While making the system less a top-down federal program, Graham-Cassidy tends to make it a top-down state program.
In my opinion, the better approach would be to privatize PPACA funding into competing not-for profit Multi-employer Welfare Arrangements (“MEWAs”) under ERISA that would: 1) manage HSAs (mandated HSAs are the backbone of the excellent system in Singapore) for their participants and beneficiaries’ primary care needs; 2) design a plan of managed care insurance that would cover those illnesses relevant to their participants and beneficiaries needs; and 3) offer group high-deductible insurance for “Black Swan” Medical events.
As to group coverage under the Health Insurance Portability and Accountability Act of 1996, pre-existing conditions are not an absolute bar to coverage (substituting a waiting period) and as a system of multiple coverage would tend to overcome the life-time limit issue. As a self-insured ERISA plan, participants and beneficiaries could design their own plan to meet their needs and preempt state laws that might require “bells and whistles” that were outside the needs of the participants and beneficiaries, thus reducing costs.
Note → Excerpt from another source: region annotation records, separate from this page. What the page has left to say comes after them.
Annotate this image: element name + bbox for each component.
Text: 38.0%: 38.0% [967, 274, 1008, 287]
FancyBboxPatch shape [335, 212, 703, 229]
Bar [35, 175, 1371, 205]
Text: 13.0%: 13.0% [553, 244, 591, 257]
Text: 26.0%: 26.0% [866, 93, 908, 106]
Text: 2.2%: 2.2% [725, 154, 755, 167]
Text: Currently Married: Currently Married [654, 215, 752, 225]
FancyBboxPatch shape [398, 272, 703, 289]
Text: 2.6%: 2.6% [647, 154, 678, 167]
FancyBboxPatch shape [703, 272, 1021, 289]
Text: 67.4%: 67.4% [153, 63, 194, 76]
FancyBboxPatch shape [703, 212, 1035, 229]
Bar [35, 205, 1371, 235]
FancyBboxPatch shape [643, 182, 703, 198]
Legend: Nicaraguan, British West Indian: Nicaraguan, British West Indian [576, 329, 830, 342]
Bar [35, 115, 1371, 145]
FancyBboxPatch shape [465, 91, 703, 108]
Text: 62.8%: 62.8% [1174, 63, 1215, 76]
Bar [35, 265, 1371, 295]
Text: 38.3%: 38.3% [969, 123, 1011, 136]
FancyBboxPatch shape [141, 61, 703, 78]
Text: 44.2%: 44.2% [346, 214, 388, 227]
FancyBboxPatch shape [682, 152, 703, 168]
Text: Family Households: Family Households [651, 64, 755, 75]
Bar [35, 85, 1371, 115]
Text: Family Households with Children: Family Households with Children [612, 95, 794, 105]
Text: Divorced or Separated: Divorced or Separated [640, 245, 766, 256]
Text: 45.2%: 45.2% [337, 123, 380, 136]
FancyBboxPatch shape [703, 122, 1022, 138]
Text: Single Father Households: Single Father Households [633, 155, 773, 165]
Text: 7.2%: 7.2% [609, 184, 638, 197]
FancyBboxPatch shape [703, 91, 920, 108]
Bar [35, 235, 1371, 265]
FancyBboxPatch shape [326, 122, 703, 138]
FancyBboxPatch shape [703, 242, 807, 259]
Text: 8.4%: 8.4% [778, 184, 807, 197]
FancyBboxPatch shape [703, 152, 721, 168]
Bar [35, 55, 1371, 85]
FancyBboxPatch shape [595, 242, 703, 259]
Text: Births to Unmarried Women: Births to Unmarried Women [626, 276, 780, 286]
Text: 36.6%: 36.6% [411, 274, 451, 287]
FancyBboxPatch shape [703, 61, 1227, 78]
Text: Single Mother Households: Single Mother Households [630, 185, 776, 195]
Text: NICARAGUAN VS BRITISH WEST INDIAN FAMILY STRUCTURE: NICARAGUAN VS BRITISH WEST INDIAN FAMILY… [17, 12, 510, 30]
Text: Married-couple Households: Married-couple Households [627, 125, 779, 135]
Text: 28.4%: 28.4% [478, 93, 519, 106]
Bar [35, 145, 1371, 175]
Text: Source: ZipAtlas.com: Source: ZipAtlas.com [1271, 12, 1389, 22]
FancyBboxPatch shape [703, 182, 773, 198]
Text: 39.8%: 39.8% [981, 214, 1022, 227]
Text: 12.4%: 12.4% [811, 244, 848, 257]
By allocating people who are Medicaid clients to these Plans, they could wean this population off using the ED and help them find medical homes. If Medicaid reimbursement remained low, it would come as a package with patients for whom the reimbursement would be higher. Part of this money could also be used to fund this population’s HSAs (which, again, are the basis for the excellent health care system in Singapore).
By having competing not-for-profit plans, people could join better or more appropriate plans during open enrollment periods. By removing this coverage from the ambit of employment, there would be less of a fiduciary tension between the needs of the plan sponsor as an employer and the needs of the participants and beneficiaries.
This approach would also mean that the big buyers would be groups of patients, rather than employers or governments for whom providing health care is not a core task. Along that line, this would give patients greater market power in a market where both providers and payers are consolidating.